Influenciador se pronuncia pela 1ª vez, afirma ter agido sempre dentro da lei e diz estar à disposição da Justiça
ouça este conteúdo
00:00 / 00:00
1x

O influenciador digital Hytalo Santos se manifestou pela primeira vez nesta quinta-feira (14) após ter seus perfis em redes sociais suspensos e ser alvo de investigação por suposta exploração de menores. O paraibano é acusado de submeter adolescentes à adultização e exposição com conotação sexual para fins lucrativos, denúncia que ganhou repercussão após vídeo publicado pelo youtuber Felipe Bressanim, o Felca.

Em nota enviada à imprensa, Hytalo negou as acusações e afirmou “Repudio categoricamente qualquer acusação de exploração de menores. Minha trajetória pessoal e profissional sempre foi guiada pelo compromisso inabalável com a proteção de crianças e adolescentes”, diz a nota. “Reafirmo minha integridade e indignação diante de falsas acusações. Não aceitarei que minha imagem e meu trabalho sejam manchados por narrativas infundadas, e seguirei defendendo, com firmeza, a verdade e os valores que sempre nortearam minha vida”.

O influenciador também disse estar à disposição das autoridades e rejeitou a ideia de ter fugido da própria residência, ressaltando que está em viagem a São Paulo há mais de um mês.

Hytalo
Casa de Hytalo Santos foi alvo de busca e apreensão (Foto: Reprodução)

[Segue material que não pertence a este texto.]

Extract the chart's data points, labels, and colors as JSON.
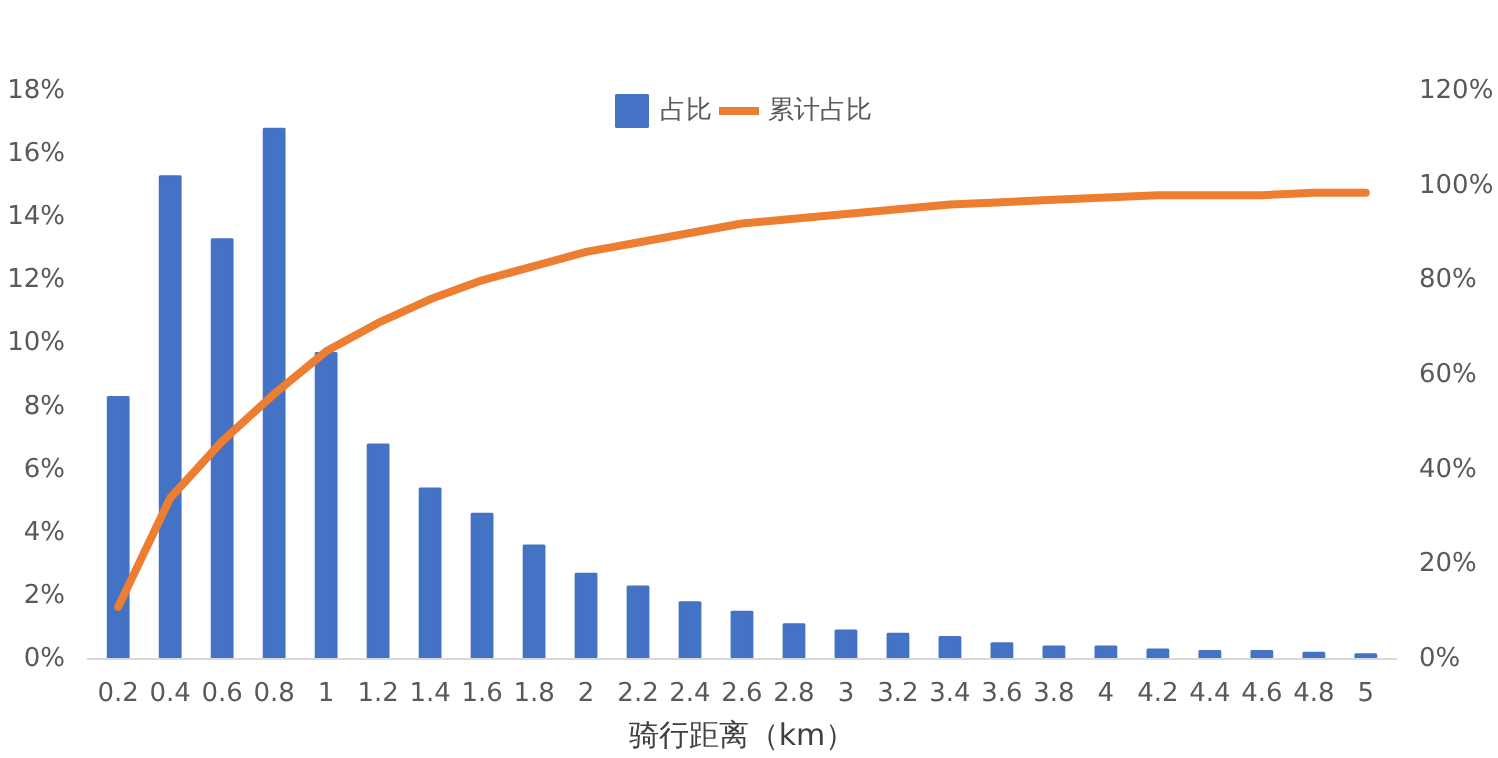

Busca e apreensão contra Hytalo

Na quarta-feira (13), a Justiça da Paraíba autorizou busca e apreensão na mansão do influenciador, onde foram recolhidos aparelhos eletrônicos. O juiz Adhailton Lacet Correia Porto destacou que, caso se confirme que o investigado retirou equipamentos do local antes da operação, um mandado de prisão pode ser expedido por obstrução da Justiça.

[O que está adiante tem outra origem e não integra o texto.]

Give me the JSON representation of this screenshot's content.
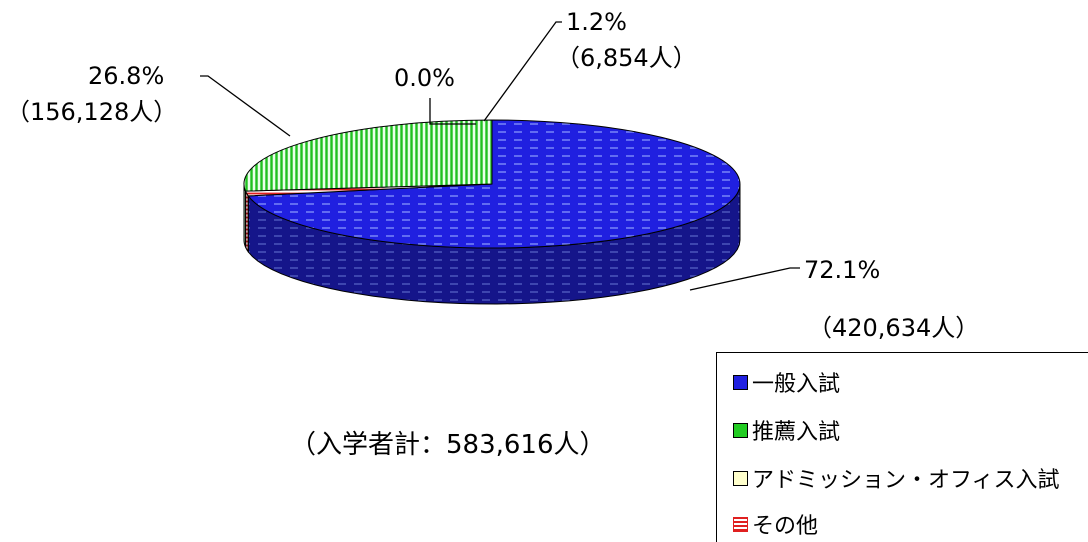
{
  "chart_data": {
    "type": "pie",
    "style": "3d",
    "total_label": "（入学者計：583,616人）",
    "series": [
      {
        "name": "一般入試",
        "percent": 72.1,
        "value": 420634,
        "percent_label": "72.1%",
        "count_label": "（420,634人）",
        "color": "#1f1fd8",
        "pattern": "dashes"
      },
      {
        "name": "推薦入試",
        "percent": 26.8,
        "value": 156128,
        "percent_label": "26.8%",
        "count_label": "（156,128人）",
        "color": "#22cc22",
        "pattern": "vertical-lines"
      },
      {
        "name": "アドミッション・オフィス入試",
        "percent": 0.0,
        "value": 0,
        "percent_label": "0.0%",
        "count_label": "",
        "color": "#ffffcc",
        "pattern": "none"
      },
      {
        "name": "その他",
        "percent": 1.2,
        "value": 6854,
        "percent_label": "1.2%",
        "count_label": "（6,854人）",
        "color": "#e02020",
        "pattern": "horizontal-lines"
      }
    ],
    "legend_position": "bottom-right"
  }
}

A decisão judicial determinou ainda a suspensão imediata das redes sociais de Hytalo, a retirada de conteúdos com crianças e adolescentes, além do afastamento dos jovens do convívio com o influenciador. Também foi ordenado um estudo psicossocial para avaliar a necessidade de novas medidas protetivas.

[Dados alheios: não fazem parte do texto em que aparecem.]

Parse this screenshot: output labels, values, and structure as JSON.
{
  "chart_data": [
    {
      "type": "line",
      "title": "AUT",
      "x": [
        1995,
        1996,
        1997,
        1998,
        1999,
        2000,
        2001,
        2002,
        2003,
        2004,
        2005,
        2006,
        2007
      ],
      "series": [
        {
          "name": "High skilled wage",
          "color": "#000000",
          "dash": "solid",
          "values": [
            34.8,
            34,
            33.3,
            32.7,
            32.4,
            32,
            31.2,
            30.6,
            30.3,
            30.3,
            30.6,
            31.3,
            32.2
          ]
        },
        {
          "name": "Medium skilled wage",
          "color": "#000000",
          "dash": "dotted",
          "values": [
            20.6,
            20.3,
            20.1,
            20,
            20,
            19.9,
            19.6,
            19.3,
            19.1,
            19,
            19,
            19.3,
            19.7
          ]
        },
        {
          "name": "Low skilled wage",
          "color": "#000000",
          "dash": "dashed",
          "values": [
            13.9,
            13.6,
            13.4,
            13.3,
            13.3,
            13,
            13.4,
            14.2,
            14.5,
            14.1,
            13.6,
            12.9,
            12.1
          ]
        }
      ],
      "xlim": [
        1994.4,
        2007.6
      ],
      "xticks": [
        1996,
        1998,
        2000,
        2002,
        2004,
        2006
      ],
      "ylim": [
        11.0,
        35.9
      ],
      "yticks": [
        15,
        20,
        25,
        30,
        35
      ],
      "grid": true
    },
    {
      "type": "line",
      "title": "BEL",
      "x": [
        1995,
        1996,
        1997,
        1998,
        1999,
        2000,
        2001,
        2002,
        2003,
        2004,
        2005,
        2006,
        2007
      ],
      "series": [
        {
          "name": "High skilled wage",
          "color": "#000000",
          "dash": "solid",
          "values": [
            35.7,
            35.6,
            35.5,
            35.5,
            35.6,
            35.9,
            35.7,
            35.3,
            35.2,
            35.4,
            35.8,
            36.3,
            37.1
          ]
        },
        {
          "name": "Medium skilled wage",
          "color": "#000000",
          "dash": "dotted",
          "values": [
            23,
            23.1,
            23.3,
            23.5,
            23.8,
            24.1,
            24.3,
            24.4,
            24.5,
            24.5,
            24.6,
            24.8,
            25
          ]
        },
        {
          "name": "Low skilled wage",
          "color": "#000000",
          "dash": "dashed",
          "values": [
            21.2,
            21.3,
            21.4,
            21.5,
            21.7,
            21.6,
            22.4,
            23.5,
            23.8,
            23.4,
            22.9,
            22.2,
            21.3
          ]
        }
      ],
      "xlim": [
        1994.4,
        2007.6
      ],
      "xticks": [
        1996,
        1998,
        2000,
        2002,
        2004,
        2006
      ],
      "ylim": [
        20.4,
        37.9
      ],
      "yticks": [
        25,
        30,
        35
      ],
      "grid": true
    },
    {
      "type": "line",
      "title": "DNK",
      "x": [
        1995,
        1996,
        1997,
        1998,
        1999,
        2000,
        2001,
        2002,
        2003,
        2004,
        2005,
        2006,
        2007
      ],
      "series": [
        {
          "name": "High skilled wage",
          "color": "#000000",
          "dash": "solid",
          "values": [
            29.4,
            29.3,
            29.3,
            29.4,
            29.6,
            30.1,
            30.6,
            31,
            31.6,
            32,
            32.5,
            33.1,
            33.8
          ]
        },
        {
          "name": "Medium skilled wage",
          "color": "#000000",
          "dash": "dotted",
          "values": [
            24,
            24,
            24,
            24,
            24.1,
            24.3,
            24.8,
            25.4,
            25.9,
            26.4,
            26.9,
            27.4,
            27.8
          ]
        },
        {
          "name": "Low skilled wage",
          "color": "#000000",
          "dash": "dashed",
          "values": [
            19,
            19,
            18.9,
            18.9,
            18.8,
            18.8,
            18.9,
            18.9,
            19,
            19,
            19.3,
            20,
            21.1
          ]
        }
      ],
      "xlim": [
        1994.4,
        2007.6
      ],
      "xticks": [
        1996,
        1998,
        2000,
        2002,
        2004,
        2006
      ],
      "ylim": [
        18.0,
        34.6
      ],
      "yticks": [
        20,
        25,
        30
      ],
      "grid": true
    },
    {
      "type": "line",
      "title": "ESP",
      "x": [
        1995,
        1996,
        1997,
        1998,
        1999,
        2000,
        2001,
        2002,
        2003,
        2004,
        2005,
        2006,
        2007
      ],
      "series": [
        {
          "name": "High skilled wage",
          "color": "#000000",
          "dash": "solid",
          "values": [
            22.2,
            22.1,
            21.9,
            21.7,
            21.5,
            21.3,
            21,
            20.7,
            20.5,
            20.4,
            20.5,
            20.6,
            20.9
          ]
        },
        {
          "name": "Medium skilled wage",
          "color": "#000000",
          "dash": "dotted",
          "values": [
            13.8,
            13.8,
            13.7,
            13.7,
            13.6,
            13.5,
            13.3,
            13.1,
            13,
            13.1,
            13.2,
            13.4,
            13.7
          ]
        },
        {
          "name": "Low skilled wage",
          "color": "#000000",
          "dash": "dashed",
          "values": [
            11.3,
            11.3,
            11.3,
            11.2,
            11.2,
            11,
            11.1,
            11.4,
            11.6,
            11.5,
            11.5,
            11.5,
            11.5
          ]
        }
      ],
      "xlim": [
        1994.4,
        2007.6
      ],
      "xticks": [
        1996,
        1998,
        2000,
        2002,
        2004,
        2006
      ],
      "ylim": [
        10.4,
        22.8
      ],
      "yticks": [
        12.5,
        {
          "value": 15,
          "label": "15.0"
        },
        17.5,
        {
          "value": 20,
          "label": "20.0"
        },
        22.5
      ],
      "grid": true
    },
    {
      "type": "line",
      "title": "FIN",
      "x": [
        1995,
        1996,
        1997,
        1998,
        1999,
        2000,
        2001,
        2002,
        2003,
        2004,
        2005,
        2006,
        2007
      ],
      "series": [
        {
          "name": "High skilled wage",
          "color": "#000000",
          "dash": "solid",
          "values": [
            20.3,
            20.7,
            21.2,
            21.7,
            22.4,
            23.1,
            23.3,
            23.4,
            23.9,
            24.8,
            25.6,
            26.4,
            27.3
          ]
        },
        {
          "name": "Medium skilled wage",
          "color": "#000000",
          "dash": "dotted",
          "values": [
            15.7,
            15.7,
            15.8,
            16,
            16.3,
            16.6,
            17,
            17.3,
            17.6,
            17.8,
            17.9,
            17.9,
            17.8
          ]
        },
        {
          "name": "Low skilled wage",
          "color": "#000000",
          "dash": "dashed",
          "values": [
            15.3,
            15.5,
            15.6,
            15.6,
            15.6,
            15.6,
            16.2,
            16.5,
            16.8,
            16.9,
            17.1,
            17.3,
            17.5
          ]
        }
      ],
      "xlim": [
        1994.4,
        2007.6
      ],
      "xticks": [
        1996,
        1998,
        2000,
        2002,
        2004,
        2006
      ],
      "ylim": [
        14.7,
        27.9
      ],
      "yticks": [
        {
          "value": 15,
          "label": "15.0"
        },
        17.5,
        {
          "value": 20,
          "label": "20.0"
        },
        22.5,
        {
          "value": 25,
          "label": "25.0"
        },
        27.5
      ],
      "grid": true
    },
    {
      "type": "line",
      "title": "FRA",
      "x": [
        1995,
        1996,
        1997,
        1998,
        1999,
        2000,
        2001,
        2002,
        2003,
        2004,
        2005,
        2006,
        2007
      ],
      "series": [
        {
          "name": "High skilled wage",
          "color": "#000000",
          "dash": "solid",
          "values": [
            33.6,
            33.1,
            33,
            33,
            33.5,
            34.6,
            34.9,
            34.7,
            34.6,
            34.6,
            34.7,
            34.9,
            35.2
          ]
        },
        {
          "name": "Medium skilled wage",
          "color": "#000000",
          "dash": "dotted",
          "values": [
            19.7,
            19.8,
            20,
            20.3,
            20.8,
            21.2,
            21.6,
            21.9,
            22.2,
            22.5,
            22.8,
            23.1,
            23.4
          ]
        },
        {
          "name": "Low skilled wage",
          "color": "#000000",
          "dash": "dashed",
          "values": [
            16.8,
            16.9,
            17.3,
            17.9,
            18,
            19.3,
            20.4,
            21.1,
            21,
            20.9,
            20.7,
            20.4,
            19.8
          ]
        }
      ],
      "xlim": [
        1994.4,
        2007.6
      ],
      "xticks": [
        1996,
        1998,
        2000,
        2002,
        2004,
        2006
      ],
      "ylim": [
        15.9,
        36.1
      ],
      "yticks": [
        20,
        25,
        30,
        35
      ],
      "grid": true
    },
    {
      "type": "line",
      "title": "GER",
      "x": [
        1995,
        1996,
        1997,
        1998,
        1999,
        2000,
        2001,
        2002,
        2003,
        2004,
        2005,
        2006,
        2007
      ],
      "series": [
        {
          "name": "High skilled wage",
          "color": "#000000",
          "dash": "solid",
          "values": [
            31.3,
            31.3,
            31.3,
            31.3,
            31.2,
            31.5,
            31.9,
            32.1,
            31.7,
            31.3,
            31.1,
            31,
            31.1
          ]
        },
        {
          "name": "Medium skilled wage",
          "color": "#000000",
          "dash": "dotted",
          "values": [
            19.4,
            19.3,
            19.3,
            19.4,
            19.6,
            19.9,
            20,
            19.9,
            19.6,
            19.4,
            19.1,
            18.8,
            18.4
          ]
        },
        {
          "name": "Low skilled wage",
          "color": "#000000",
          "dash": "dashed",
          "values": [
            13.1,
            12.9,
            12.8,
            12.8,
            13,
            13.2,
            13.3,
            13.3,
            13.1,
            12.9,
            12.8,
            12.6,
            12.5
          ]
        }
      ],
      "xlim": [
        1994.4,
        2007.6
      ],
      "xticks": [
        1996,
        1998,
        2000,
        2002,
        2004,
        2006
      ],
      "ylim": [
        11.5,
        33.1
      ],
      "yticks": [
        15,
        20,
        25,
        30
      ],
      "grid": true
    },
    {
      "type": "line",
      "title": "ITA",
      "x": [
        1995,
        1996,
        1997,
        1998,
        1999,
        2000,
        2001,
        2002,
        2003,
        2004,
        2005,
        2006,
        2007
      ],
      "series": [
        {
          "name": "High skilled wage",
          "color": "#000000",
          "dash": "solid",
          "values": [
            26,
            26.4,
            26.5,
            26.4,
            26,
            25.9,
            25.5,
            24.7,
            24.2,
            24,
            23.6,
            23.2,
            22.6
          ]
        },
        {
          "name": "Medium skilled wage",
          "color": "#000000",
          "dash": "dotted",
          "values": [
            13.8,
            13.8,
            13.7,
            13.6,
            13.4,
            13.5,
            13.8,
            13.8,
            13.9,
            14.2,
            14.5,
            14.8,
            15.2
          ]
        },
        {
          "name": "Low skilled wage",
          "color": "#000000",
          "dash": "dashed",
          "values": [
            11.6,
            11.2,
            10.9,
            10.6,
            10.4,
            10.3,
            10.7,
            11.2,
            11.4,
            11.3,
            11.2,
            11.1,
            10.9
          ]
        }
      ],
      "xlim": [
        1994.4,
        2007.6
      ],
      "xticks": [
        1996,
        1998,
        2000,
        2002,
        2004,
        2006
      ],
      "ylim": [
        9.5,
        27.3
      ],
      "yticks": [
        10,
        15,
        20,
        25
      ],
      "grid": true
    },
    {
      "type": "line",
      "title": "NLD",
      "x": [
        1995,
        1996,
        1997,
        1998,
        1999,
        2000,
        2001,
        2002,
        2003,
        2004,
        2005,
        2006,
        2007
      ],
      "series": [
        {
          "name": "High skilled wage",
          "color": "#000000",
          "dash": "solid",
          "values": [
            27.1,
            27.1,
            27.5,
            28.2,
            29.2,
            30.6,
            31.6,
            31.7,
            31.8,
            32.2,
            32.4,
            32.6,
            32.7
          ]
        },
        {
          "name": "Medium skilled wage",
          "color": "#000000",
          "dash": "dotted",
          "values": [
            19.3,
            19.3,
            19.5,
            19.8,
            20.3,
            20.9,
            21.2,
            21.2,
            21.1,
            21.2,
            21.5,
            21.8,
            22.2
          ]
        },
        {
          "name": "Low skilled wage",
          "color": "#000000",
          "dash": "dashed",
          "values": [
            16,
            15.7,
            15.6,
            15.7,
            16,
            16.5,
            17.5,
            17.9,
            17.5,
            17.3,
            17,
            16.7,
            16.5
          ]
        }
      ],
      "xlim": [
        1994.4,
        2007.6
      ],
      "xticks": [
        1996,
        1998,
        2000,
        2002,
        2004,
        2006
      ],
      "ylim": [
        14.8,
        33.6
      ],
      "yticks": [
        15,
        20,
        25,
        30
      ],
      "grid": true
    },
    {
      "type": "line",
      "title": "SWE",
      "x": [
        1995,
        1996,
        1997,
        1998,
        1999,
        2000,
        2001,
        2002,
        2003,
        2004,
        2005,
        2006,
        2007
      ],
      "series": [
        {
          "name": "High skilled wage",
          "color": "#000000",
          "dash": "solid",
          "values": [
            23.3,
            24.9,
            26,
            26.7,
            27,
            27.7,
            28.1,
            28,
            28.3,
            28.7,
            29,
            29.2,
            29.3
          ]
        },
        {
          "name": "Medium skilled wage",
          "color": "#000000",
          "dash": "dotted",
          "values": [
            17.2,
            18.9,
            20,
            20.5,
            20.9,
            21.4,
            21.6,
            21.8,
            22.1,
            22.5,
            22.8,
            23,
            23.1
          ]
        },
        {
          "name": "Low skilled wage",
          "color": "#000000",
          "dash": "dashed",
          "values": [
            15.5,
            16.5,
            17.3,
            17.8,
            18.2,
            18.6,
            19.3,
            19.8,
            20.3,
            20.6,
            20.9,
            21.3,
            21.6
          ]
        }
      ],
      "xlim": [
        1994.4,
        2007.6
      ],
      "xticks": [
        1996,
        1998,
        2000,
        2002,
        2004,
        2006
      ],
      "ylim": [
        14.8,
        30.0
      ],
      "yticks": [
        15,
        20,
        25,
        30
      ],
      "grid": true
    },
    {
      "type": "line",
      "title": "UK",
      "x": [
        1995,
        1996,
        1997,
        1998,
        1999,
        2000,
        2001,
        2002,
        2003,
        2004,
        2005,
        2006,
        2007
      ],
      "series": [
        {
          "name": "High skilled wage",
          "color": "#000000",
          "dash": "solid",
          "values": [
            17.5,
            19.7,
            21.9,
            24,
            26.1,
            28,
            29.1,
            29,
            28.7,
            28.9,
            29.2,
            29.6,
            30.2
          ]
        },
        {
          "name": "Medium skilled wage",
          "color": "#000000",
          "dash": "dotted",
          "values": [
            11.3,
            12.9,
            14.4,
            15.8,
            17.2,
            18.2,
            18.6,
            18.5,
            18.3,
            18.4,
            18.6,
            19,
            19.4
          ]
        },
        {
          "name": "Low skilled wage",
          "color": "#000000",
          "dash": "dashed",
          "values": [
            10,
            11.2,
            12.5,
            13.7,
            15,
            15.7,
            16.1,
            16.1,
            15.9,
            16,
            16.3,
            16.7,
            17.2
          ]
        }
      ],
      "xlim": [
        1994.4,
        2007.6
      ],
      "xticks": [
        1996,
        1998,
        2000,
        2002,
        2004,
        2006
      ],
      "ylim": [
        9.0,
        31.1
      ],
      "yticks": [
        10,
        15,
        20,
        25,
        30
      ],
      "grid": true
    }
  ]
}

Segundo o magistrado, os indícios apontam para “graves violações aos direitos fundamentais de crianças e adolescentes”, incluindo a exploração de imagens para monetização e exposição a situações de vulnerabilidade. O Ministério Público da Paraíba já havia obtido decisão liminar para bloquear perfis e interromper a monetização dos conteúdos do influenciador.